Archive for November, 2008

Facts about life insurance ?

Friday, November 21st, 2008

Some unit-linked plans have, however, introduced guarantees. Normally these involve a special fund which allows the company to guarantee a value at retirement age and hence an actual pension. Such guarantees are no different from the non­profit ones discussed earlier, and may be useful at ages close to retirement.

The unit-linked plans involve charges expressed slightly differently from unit-linked life insurance policies. The initial charge on units is normally 5% but may be higher, and the annual charge is between 1.5 % and 1 %. Many plans, however, also involve the allocation of capital units in the first one, two or three years, embodying an extra management charge of 3% or more.

As previously mentioned, this is not a once-for-all charge; it is an annual charge and means that 3% (or whatever) of the value of the relevant units will be deducted by the company each year the plan is in force. This can add up to a substantial amount over a long-term pension plan. The reason capital units are used is that under a personal pension plan the company is unable to make deductions from the fund if the plan is stopped by the plan holder (in the case of the life insurance contract it can do so via the surrender value). So to take account of “lapses” the company has to build into its charges an element that will recoup its costs. Nevertheless, some companies do not use capital units on personal pension plans, and their plans can often offer better value (capital units are not allocated when unit-linked funds are used on a single-premium basis).

At maturity, the unit-linked plan holder has the option of converting all his units into an annuity, in which case he gets a fixed level income for life (though he may also, if he takes a slightly lower annuity, have a guarantee that it will be payable for a minimum of 5 or 10 years whether he lives or not) or of keeping the units and drawing off an annual pension by selling some each year.

Tell me more about unit linked life insurance polices ?

Friday, November 14th, 2008

Generally, unit-linked policies are aimed at producing investment gains and are designed for the investor who wants to accumulate capital over a period of several years. The level of life insurance cover per £ of premium is so much lower than that on term assurance that unit-linked policies are not suitable for providing family protection. Salesmen sometimes present packages con­sisting of a unit-linked policy and term assurance, which they try to sell on the basis of security and investment. Such packages should be examined carefully, both from the point of view of how the benefits compare with your needs and from the cost angle.

 

The investment attractions of the unit-linked life insurance policy can easily be demonstrated. Imagine you agree to pay a £l0 - a ­month premium on a unit-linked policy. The life insurance company may deduct £1 to provide life insurance cover to meet its expenses. The other £9 is invested in units. The price of these units embodies a further charge because there is a disparity of about 5% between the offer price and the bid price (the price at which the company will buy back the units when the policy matures). So the amount actually invested in the fund on your behalf would be £8.55. You can get tax relief on each premium at 17.5%, so that the net cost of each £10 premium is only £8.25. Your £10 a month is therefore buying you more investments than your net monthly outlay.

 

Most life insurance policies incorporate a more complicated charges structure. However charges are levied, the final value of the life insurance policy at maturity is determined by the growth in the value of the units. This depends partly on the skill of the investment managers but is determined to a larger extent by trends in the economy and the financial markets. Estimates of growth in unit value are always used in estimating maturity values for unit-linked insurance; it is important to remember that, just as reversionary bonus rates are never guaranteed, so neither are estimated growth rates.

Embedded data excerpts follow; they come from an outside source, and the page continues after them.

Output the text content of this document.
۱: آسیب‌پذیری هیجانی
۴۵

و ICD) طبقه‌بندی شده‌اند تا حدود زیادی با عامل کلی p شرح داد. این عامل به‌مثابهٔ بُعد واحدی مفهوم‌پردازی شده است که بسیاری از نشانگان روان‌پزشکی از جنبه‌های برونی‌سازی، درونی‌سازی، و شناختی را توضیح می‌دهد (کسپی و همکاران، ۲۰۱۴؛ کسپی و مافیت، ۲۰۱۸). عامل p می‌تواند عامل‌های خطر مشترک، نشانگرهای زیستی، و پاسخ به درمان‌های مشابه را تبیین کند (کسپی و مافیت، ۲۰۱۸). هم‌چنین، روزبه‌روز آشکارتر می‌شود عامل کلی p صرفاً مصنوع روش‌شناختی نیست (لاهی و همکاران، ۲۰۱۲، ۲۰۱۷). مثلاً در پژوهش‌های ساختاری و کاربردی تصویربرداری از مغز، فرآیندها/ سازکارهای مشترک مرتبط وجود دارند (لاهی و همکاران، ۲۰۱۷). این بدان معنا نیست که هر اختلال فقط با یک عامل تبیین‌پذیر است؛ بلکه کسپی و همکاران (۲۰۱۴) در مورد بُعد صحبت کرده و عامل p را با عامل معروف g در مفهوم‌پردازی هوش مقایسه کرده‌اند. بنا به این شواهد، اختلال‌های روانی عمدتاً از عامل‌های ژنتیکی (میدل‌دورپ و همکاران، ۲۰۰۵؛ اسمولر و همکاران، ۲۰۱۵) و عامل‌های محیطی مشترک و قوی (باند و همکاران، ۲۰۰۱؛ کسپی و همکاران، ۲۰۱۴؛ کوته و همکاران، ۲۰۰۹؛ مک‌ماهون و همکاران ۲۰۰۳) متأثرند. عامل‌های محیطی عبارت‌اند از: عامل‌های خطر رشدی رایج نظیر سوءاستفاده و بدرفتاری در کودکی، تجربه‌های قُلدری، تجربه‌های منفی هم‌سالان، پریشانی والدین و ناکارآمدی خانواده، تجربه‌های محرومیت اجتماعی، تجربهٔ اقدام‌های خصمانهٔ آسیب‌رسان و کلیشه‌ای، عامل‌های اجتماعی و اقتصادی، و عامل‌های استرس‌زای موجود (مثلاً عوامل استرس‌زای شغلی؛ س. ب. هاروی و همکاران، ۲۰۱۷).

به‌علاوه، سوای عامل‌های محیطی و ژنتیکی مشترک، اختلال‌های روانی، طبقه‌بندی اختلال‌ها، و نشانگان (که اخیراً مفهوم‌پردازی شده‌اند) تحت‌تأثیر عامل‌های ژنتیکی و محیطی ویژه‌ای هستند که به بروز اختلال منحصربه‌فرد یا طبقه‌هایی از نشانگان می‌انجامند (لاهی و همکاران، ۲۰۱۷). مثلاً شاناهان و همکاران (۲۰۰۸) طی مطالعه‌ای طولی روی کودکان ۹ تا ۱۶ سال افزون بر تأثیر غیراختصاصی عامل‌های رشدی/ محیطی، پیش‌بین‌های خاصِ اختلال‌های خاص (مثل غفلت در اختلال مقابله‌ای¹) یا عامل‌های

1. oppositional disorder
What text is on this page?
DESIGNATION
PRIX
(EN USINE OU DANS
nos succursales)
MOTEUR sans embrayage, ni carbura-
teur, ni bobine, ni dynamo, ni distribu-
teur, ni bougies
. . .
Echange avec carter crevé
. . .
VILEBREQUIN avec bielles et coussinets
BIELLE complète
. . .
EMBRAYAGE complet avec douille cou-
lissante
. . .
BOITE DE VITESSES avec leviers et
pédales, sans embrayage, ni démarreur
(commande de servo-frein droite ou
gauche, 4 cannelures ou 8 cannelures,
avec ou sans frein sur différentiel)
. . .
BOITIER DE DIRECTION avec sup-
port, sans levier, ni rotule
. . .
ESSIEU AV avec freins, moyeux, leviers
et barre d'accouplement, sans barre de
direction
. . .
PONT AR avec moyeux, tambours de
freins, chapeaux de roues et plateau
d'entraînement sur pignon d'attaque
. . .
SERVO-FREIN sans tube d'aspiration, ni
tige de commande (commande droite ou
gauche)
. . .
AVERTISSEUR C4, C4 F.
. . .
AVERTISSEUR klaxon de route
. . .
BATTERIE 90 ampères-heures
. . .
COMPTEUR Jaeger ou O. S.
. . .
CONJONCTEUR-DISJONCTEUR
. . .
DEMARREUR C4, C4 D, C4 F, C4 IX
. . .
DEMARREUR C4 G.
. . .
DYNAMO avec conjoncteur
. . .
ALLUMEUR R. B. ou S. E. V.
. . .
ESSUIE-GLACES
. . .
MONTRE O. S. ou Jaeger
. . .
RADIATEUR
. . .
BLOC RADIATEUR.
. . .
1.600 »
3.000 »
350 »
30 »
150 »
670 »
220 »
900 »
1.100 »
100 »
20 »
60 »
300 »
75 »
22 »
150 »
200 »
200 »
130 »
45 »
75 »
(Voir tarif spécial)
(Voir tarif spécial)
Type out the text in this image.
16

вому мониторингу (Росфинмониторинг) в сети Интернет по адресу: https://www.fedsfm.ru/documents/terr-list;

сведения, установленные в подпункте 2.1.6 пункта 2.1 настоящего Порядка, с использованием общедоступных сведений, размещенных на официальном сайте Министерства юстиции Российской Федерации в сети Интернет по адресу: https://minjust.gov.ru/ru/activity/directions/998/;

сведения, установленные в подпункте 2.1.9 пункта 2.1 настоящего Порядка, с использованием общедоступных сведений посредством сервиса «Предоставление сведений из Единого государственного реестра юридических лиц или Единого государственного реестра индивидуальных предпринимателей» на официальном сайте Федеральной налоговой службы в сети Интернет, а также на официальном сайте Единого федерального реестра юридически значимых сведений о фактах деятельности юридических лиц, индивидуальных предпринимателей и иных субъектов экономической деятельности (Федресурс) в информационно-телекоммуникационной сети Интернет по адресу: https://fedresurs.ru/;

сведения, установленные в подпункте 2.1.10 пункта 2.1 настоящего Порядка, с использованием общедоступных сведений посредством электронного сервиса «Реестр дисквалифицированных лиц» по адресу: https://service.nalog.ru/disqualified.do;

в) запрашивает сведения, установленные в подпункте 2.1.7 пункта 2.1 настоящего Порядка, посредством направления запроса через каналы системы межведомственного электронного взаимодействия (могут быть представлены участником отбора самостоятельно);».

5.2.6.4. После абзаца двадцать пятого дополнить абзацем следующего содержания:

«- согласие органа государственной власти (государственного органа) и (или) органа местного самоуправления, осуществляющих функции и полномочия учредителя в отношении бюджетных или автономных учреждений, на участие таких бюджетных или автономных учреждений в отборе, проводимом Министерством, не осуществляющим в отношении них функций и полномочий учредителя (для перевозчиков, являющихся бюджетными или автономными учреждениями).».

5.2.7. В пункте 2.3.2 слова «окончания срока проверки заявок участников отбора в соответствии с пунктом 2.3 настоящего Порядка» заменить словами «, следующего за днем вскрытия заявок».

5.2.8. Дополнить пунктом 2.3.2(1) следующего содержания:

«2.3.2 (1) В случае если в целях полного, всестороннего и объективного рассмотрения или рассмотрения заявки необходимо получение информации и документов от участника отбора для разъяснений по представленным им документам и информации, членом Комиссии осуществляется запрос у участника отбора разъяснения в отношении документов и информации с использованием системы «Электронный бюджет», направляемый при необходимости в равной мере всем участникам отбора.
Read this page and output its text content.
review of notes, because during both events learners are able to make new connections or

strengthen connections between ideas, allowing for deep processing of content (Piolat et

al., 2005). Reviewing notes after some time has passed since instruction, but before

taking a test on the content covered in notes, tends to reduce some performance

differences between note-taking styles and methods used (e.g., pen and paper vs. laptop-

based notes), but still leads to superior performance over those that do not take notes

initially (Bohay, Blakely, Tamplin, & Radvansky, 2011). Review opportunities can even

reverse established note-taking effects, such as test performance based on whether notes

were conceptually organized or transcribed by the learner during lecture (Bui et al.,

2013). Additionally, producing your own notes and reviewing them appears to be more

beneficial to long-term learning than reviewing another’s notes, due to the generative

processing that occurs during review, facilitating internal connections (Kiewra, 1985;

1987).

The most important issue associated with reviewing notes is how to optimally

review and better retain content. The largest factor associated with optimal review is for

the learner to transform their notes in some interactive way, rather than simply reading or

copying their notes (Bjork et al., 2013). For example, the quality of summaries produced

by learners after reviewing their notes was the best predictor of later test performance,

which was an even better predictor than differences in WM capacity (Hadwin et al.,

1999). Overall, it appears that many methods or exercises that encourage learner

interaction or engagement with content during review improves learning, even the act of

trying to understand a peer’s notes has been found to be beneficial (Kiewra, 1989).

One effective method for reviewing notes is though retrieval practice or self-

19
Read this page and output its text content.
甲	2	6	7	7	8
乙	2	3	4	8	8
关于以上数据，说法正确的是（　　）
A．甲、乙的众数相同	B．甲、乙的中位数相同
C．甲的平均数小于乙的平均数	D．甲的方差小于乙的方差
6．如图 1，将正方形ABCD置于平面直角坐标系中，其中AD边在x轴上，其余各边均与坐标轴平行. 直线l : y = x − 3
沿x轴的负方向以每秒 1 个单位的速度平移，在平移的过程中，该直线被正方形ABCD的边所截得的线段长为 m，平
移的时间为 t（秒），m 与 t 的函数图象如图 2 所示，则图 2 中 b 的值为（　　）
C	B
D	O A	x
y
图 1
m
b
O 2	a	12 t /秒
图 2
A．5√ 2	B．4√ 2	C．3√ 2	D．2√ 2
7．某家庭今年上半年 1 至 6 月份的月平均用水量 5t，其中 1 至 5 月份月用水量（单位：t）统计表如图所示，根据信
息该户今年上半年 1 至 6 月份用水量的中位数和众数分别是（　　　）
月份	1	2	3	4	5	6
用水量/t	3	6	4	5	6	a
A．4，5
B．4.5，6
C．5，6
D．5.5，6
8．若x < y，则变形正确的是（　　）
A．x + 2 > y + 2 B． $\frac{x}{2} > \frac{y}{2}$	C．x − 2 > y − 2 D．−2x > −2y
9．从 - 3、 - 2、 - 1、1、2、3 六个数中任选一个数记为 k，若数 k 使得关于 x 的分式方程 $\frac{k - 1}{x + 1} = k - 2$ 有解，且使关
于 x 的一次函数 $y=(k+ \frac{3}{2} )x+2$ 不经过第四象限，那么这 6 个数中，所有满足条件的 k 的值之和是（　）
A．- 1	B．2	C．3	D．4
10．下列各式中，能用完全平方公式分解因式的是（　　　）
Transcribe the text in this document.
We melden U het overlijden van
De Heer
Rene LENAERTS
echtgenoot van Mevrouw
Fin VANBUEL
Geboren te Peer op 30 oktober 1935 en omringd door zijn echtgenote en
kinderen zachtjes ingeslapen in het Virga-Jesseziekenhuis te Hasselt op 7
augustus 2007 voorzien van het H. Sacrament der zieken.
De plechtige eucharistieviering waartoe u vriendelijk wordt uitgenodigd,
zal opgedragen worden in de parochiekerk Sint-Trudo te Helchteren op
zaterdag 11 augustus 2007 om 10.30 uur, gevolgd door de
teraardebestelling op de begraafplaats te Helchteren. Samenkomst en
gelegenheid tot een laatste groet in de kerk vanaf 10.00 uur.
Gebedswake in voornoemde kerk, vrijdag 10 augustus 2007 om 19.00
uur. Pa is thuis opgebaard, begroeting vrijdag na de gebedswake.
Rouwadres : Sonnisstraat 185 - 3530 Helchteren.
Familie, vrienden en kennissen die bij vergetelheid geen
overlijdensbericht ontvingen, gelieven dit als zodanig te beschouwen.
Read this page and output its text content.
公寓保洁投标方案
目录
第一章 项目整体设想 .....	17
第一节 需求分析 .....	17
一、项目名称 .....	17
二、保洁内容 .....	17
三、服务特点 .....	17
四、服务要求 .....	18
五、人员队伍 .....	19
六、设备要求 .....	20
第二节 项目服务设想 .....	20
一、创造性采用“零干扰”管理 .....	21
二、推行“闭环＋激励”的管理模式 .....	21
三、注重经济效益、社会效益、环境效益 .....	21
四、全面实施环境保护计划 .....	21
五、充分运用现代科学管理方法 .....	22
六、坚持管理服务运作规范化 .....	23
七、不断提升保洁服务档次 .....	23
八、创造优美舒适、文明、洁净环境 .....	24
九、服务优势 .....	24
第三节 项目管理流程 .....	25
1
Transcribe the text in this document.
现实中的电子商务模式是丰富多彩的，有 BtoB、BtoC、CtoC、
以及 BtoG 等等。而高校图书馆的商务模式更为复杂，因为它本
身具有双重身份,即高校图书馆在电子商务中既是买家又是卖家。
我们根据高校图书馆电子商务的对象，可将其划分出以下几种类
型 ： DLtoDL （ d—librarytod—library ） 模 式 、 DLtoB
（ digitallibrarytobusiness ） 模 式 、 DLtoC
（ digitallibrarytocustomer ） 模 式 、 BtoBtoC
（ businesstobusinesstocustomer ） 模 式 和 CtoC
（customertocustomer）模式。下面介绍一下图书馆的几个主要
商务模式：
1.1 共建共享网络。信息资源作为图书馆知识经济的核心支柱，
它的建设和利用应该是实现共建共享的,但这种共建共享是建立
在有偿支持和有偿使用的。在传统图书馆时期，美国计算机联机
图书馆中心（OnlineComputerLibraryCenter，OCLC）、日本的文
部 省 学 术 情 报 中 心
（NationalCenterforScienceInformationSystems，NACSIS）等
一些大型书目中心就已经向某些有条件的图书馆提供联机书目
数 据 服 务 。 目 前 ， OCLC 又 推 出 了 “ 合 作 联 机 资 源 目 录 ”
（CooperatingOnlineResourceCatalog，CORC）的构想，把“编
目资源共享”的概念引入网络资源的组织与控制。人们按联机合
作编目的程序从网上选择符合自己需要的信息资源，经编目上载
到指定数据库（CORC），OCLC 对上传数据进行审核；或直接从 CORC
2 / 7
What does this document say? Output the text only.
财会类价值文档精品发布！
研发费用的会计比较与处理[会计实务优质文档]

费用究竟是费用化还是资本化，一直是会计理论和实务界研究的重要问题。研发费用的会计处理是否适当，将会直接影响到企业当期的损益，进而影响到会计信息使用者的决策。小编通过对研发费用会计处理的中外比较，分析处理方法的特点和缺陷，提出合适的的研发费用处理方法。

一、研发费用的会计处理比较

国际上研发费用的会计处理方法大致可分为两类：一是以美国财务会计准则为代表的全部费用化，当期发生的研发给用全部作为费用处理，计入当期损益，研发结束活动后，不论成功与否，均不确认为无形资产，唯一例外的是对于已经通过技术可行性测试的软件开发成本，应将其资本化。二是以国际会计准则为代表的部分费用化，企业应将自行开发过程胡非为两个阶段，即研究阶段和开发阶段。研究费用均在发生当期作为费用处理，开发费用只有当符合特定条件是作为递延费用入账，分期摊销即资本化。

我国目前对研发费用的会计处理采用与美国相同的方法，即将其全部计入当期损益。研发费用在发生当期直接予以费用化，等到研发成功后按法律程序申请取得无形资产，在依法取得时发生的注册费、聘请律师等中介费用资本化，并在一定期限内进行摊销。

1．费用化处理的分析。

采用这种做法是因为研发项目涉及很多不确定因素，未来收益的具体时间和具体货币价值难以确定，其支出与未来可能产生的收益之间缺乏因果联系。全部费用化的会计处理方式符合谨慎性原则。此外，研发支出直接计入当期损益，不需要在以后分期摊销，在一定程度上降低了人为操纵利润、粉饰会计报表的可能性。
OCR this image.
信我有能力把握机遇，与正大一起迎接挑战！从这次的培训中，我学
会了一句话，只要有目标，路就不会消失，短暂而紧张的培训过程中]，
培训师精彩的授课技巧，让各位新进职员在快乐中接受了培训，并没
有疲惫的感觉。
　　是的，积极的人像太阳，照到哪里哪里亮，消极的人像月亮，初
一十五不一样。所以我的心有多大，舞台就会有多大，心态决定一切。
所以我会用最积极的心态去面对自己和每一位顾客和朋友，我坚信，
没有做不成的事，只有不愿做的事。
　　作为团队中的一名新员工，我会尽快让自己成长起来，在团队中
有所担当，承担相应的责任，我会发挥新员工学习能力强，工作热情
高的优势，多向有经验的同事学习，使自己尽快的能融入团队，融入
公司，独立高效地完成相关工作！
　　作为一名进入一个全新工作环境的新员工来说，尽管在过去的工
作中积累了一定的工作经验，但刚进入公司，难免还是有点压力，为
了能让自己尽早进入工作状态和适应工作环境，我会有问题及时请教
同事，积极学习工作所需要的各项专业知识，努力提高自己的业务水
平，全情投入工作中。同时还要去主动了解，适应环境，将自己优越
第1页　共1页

How to plan your life insurance ?

Friday, November 7th, 2008

The actual operation of a modern life insurance company is extremely complex, involving all the aids of modern technology and especially, of course, the computer. But the essential principle is simple. Let us assume that we were planning a scheme whereby 1,000 men all aged 45 would agree to pay into a common fund each year of their lives enough to pay out £1,000 to the dependants of any of them who died during any year. It is possible to determine fairly precisely just how many of the 1,000 will die in any year. To provide the £4,000 necessary to meet the claims of the dependants that are each of the original 1,000 would have to pay £4.

 

But if we continue in this way, deriving the premium from the year’s actual mortality each of them will have to pay in over £21 to meet the outgoings, since their income would quite probably be falling just as the contributions rose, such a scheme would be extremely unattractive.

 

What the founders of life insurance discovered, however, was that with a lot of mathematical calculation and a little guesswork, they could work out a premium rate which each of the 1,000 would agree to pay throughout their lives in return for the guarantee that all claims would be met when they fall due. The annual premium is far higher than the payments required in the early years of the “pay-as-you-go” scheme, because a reserve is being accumulated in the early years which will cover the excess of claims over premiums in the later ones. The fund is investing the surplus of the early years at interest to build up reserves which will meet future claims.

 

To devise such a system requires two principle calculations:

•1.      The mortality rate

The mortality rate determines how much it is likely to be required each year to meet claims.

 

•2.      The interest rate

The interest rate is needed to work out how much the premium can be reduced to allow for the effect of accumulation or reserves ands interest.